De dood als ultiem orgasme

In het voorjaar van 1996 had ik een avond bedacht op een literatuurfestival in Groningen: ‘De dark room van Damocles’. Vijf homoseksuele schrijvers lazen iets voor en tussendoor trad een groep op die iets erotisch scheen te doen, tot schrik van iedereen iets heteroseksueels. Een van de schrijvers was Willem Melchior die iets voorlas uit een nog te verschijnen boek. ‘Onliterair geouwehoer of porno,’ oordeelde een Greta Riemersma van de Volkskrant die het festival versloeg. Dat boek Kasper Valentijn is nu verschenen.

In zijn debuut De roeping van het vlees beschreef Melchior al veel homo-erotische verhalen. Het einde van die verhalen was altijd identiek; de hoofdpersoon ging dood en genoot daarvan. Na een aantal verhalen kende je het procedé wel. In Kasper Valentijn komt hetzelfde verlangen naar de dood beter tot zijn recht. Melchior heeft de ruimte om zijn hoofdpersoon psychologisch uit te diepen. De voorzichtige aftastende eerste stappen in de homoliefde zijn prachtig beschreven. De coming out-scène is van een onthutsende eenvoud. Als Kasper ‘het’ tegen zijn ouders vertelt, zegt zijn vader: ‘Moet je me daarvoor wakker maken?’ Maar naast de ontdekking van zijn homoseksualiteit, ontdekt Kasper ook dat hij opgewonden wordt als hij naar zijn eigen lichaam kijkt en het pijnigt.

Als volwassen jongen gaat Kasper met een vriend op de bonnefooi naar New York om daar aan de slag te komen.
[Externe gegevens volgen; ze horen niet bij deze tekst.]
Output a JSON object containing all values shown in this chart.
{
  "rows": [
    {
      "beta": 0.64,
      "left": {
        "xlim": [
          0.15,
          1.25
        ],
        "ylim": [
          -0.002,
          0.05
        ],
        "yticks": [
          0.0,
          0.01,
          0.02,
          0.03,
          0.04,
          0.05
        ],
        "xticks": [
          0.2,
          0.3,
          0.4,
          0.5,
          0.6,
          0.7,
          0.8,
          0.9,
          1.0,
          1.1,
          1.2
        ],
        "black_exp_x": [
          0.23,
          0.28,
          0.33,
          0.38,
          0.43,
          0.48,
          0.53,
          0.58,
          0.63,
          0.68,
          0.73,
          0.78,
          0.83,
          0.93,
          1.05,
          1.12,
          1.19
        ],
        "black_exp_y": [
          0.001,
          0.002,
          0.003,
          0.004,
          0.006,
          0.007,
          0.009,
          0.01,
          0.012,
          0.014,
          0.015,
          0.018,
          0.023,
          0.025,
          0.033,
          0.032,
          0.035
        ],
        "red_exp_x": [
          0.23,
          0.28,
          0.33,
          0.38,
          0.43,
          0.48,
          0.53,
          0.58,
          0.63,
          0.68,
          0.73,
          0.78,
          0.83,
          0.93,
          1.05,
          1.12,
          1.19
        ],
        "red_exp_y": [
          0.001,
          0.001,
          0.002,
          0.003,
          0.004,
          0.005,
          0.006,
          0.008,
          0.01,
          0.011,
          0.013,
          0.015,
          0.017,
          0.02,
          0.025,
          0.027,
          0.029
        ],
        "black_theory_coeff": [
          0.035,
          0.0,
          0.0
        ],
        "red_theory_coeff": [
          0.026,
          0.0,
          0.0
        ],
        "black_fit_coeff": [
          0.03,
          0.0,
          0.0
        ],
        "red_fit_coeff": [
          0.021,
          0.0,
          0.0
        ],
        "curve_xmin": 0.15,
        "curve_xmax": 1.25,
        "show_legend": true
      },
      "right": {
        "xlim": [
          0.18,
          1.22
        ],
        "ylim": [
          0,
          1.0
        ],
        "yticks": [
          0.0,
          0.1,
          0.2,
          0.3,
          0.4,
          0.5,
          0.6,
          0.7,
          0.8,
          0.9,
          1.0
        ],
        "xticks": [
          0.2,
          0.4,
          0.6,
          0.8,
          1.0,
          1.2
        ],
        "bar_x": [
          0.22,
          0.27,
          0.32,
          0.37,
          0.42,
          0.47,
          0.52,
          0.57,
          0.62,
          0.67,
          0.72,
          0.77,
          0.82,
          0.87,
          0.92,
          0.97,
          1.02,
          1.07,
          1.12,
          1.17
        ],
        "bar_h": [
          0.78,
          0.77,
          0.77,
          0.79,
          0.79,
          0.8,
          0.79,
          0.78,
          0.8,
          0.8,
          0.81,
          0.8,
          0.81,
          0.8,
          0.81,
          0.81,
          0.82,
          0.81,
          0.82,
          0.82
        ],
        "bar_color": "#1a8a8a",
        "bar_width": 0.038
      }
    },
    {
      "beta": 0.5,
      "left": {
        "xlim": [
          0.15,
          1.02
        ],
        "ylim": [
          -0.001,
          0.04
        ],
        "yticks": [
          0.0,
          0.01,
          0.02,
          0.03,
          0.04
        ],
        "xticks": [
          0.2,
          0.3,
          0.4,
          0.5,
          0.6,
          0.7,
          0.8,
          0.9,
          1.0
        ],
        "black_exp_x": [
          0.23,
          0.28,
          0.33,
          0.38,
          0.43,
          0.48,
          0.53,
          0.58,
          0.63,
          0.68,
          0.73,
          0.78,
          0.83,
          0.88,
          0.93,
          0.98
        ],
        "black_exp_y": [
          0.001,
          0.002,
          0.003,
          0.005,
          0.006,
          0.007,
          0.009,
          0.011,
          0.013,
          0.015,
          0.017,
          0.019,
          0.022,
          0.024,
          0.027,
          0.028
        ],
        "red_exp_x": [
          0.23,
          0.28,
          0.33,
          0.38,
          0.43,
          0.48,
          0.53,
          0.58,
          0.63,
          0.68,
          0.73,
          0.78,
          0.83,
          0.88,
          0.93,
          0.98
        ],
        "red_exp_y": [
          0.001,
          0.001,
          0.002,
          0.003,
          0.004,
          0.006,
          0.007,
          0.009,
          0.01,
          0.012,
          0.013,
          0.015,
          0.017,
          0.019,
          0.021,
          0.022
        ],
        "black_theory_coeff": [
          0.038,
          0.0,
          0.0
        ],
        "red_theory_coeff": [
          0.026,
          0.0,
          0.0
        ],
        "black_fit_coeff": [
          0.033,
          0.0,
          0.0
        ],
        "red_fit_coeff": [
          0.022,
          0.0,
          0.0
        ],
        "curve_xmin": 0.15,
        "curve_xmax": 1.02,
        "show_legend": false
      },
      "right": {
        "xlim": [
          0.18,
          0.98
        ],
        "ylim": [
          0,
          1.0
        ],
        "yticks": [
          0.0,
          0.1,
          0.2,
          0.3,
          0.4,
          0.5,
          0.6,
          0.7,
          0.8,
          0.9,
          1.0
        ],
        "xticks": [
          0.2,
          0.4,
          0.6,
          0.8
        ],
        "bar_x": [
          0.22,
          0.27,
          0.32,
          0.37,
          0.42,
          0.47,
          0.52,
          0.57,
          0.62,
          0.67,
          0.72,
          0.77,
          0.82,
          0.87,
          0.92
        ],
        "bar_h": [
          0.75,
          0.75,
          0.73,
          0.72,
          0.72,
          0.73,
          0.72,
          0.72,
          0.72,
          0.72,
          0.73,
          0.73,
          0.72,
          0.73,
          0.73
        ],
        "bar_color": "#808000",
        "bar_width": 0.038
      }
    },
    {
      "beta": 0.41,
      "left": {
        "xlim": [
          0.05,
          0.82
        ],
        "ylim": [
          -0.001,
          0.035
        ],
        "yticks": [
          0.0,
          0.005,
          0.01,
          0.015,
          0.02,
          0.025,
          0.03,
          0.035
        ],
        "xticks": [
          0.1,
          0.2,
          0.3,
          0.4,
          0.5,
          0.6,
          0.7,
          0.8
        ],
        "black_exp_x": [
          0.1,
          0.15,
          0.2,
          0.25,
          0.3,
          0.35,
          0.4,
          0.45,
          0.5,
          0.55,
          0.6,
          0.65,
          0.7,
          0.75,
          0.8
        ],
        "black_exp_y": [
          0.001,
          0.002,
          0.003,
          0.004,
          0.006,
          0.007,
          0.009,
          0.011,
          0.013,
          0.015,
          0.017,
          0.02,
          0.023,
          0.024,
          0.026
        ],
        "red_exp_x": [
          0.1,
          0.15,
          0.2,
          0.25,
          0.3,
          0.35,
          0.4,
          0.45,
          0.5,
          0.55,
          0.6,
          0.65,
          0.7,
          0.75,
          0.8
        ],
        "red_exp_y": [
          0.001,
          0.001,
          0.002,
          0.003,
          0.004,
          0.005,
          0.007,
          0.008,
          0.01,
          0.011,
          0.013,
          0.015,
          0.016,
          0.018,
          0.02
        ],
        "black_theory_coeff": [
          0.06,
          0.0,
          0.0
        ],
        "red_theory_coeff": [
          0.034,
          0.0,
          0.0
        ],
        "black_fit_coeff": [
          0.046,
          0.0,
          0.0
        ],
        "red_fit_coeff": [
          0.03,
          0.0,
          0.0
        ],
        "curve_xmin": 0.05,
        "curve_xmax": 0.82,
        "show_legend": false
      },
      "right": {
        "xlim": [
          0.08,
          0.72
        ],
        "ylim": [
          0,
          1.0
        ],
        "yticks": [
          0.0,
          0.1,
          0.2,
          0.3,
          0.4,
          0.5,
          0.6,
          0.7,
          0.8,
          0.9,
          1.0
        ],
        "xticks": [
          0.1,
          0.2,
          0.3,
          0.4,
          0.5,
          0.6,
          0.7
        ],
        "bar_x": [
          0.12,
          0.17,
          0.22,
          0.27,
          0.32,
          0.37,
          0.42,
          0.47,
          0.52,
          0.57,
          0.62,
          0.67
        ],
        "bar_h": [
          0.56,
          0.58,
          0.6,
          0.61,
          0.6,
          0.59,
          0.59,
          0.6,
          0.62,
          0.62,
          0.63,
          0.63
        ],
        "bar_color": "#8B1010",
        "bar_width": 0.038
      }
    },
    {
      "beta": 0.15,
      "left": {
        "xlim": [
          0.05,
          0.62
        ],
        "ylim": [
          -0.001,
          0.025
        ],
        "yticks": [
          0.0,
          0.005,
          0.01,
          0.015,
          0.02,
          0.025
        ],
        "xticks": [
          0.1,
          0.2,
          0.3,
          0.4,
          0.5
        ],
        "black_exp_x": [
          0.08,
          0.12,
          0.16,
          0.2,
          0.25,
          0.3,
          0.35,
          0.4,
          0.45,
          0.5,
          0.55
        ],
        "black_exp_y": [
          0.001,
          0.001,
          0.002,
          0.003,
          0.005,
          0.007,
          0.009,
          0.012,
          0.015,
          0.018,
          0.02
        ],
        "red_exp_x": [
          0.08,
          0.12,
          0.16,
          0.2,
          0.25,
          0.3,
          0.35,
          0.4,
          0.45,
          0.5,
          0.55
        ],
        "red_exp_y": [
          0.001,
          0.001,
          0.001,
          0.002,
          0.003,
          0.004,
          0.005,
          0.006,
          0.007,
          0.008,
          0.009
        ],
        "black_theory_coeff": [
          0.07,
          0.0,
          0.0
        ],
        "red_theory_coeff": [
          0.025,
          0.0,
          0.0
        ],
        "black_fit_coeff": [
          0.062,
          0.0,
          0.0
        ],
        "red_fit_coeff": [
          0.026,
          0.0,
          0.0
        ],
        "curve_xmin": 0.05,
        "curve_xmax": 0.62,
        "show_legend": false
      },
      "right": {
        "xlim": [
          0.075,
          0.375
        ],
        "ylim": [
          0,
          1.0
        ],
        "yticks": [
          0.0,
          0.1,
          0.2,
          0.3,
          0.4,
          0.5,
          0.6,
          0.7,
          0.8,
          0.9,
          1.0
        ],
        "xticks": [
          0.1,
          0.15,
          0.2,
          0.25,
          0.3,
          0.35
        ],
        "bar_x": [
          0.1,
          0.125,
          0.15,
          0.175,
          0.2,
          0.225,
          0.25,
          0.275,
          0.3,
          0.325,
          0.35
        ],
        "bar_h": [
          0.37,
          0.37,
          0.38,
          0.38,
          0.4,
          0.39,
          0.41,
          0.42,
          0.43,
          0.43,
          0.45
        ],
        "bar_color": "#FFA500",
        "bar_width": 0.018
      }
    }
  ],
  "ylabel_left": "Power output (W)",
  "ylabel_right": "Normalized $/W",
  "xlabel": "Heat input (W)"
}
Met allerlei onzinnige baantjes en dubieuze vriendjes lukt dat aardig. De ware aard van Kasper komt weer boven als hij samen met Mario een verlaten huis moet opknappen. In scènes waarin de spanning tergend langzaam wordt opgevoerd, treitert Kasper zijn vriend zodanig, dat deze hem wel moet straffen. Een hardhandige pas de deux met slagen van de riem en sigaretten die worden uitgedrukt op Kaspers huid.

Maar Kasper wil de ultieme dood beleven. In zijn levensonderhoud voorziet Kasper zich door als fietskoerier te werken. Met ontbloot bovenlijf, hij wil gezien worden en zichzelf zien in de etalages, crosst hij door de straten. Als hij de excentrieke galeriehouder Conti tegenkomt, ontmoet hij de man van zijn dood. Direct de eerste keer dat Kasper als fietskoerier iets moet afgeven bij de galerie, hebben de twee mannen seks. Kasper wordt ook daarna in de rol van slaaf gedwongen en kan elk moment van de dag geroepen worden opgebeld door Conti. De seks wordt steeds ruiger. Als Conti dan ook nog de uiterste grens van Kasper weet, dan ligt het einde van het boek voor de hand.

Melchior bewijst met deze roman, meer nog dan met zijn verhalenbundel, dat hij de spanning in zijn boek langdurig kan opvoeren. Ondanks datje weet wat er gaat gebeuren, blijf je toch lezen. Daarnaast is het boek van het begin tot het einde erotisch geladen. De recensent van de Volkskrant die het boek las, schreef deze keer niet over porno.

Coen Peppelenbos

Willem Melchior – Kasper Valentijn. Atlas, Amsterdam.

Deze recensie verscheen in licht veranderde vorm eerder in de NHL-krant van 2 oktober 1996.